InfoSec Institute Interview with Rahul Sasi
Rahul Sasi works as a security researcher for garage4hackers.com. Rahul is a respected name in the security industry. Last year, he researched about possible remote code execution in IVR applications. In that paper, he demonstrated code execution in banking applications. This year, he presented another paper on dosing and code execution on USB modem devices.
Can you please provide us some details about the research you did recently on USB modems?
USB modems have a high user deployment around the word. Because there hasn’t been much research about the risks involved in using these types of devices, security is still a virgin when it comes to USB modems. My research is basically about fuzzing USB modems. We were successful in designing a fuzzer which helped me find some interesting bugs in various USB modem devices.
What is the risk impact of such bugs? Can you please elaborate?
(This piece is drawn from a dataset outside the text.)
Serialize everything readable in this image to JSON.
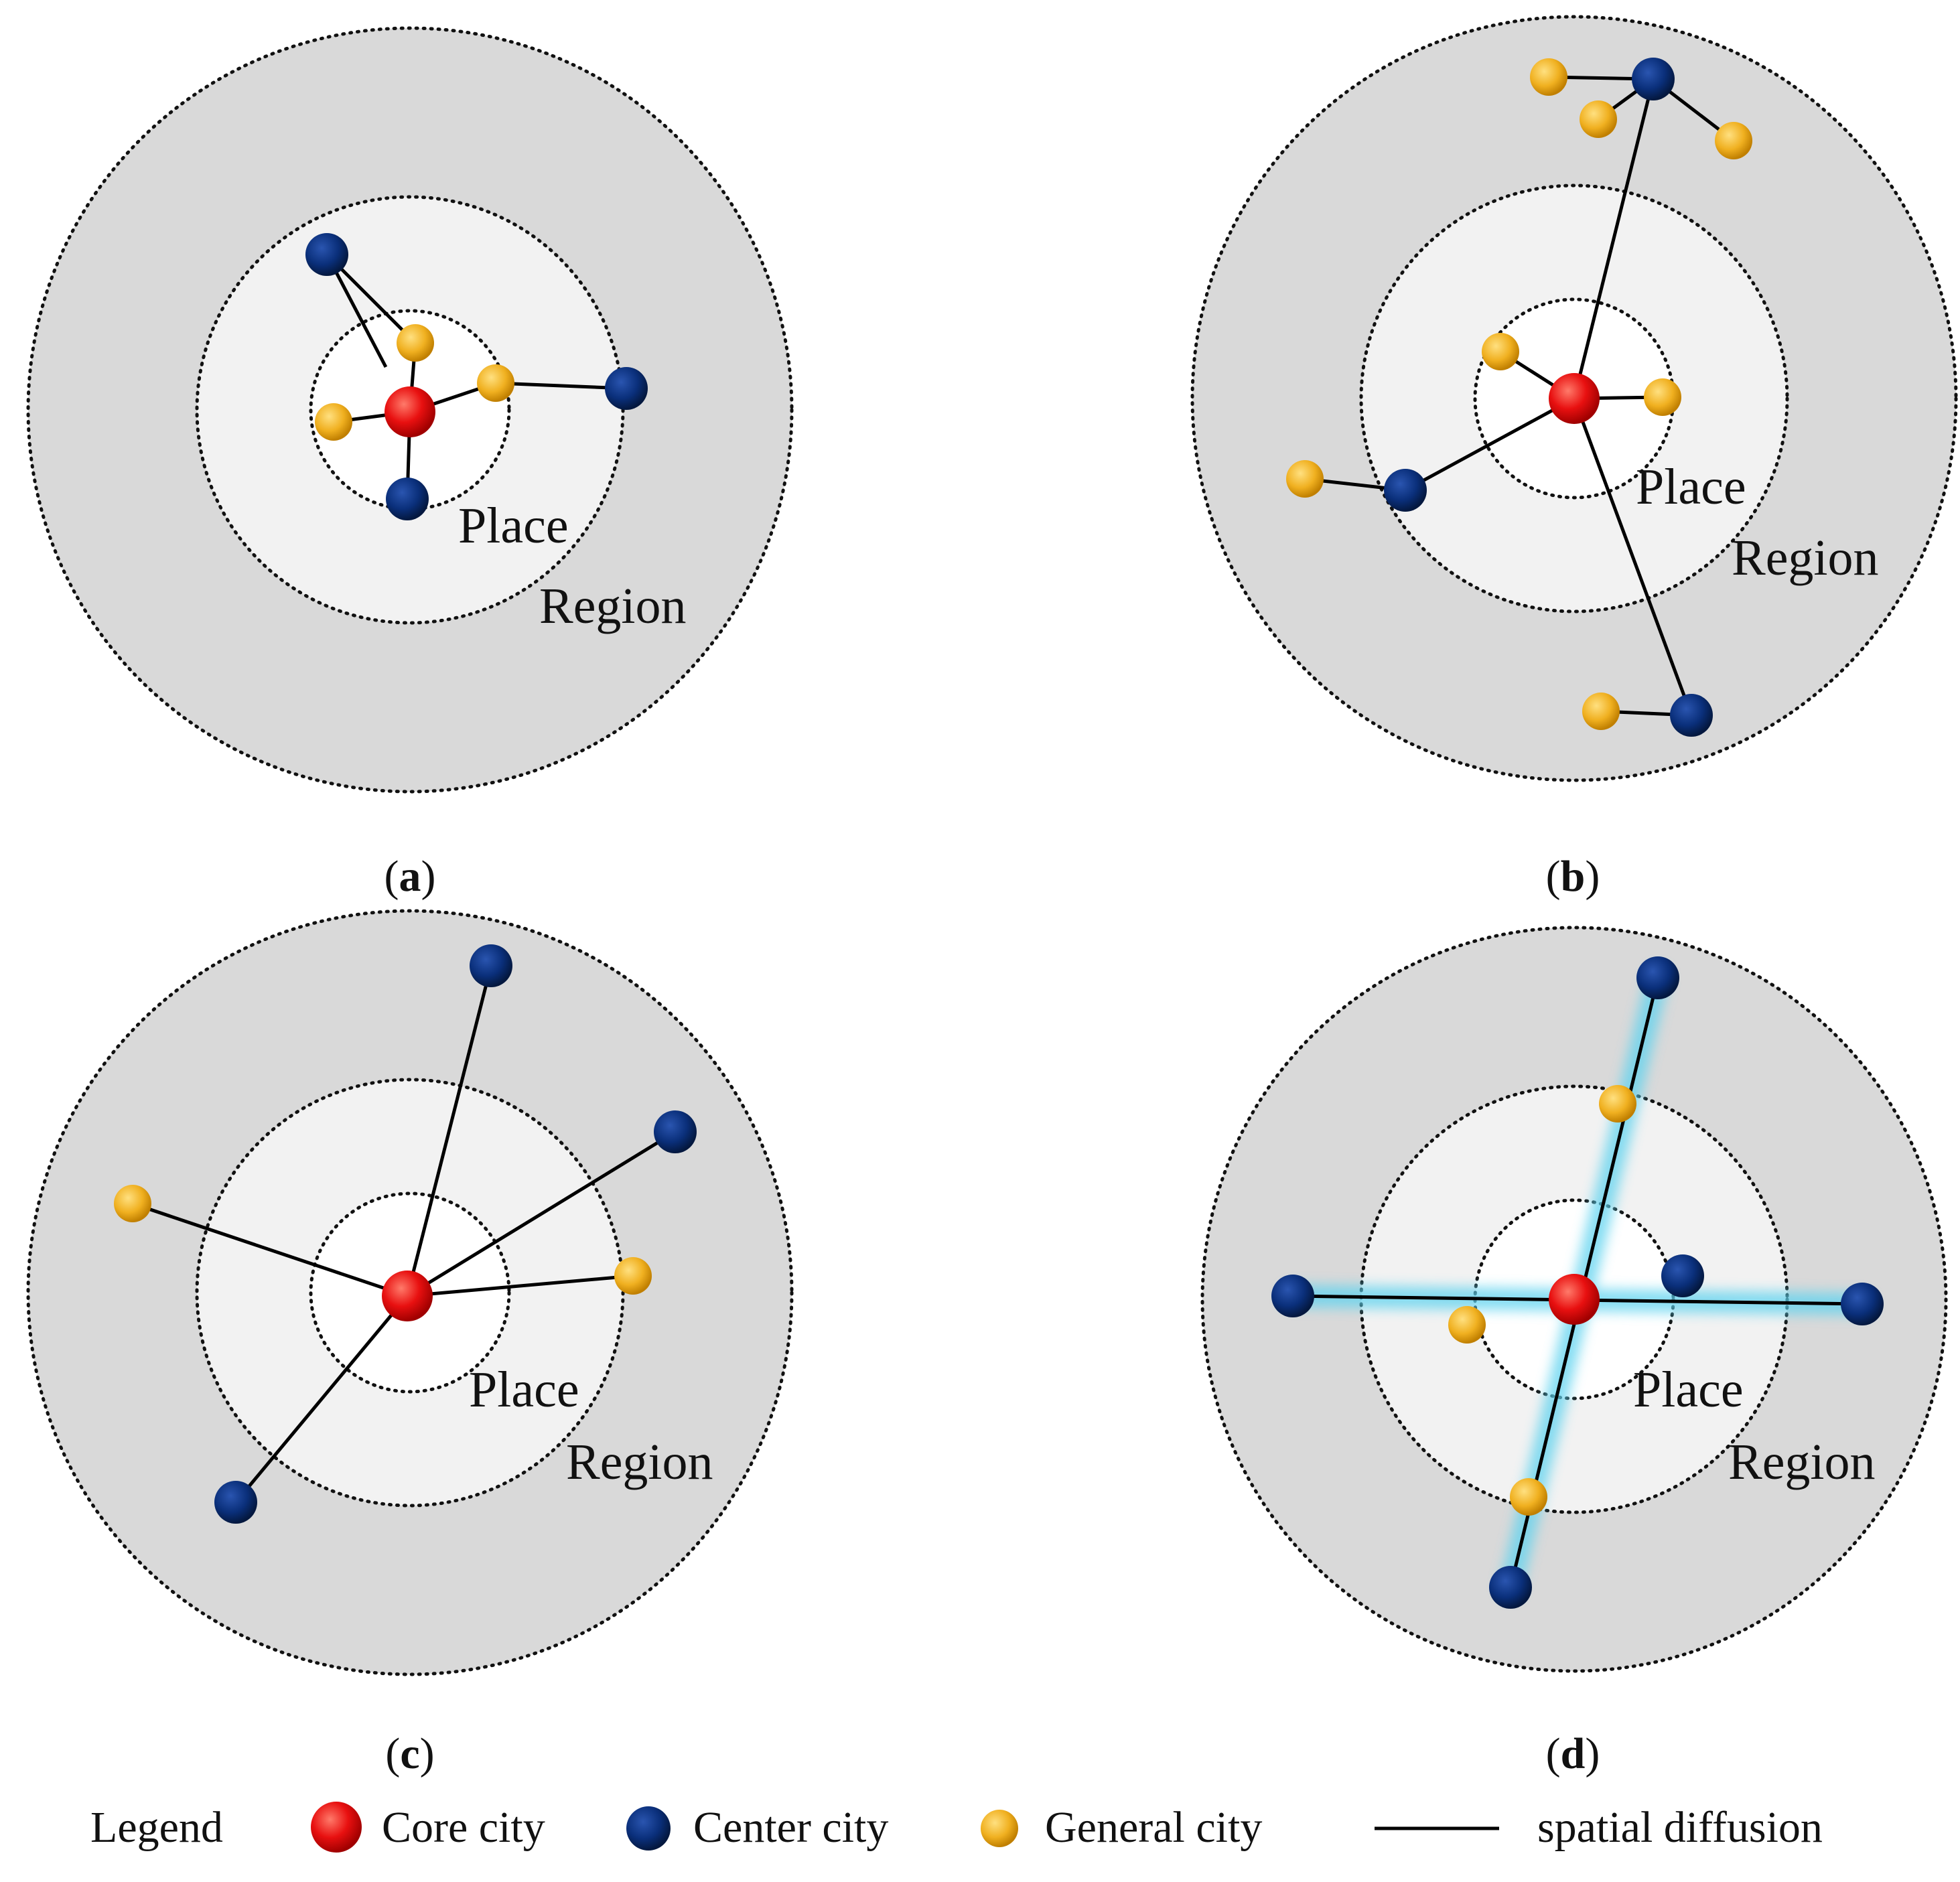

The medium for sending exploits for USB modems is the GSM network, and due to the lack of IDS/IPS in this medium, the users of such devices are at high risk. It takes just a single SMS payload and no user interaction is required to get remote root on victims running those USB modems.
What are your upcoming talks?
Right now I am working on browser related stuff.
Do you consider phone systems the new low-hanging fruit?
Not really. I think anything new that has technology cannot be considered as a low-hanging fruit.
What did you learn from your previous disclosures?
I personally do not believe in full disclosure. I waited until the bugs were fixed by vendors. The vendors were very responsive when it came to fixing bugs.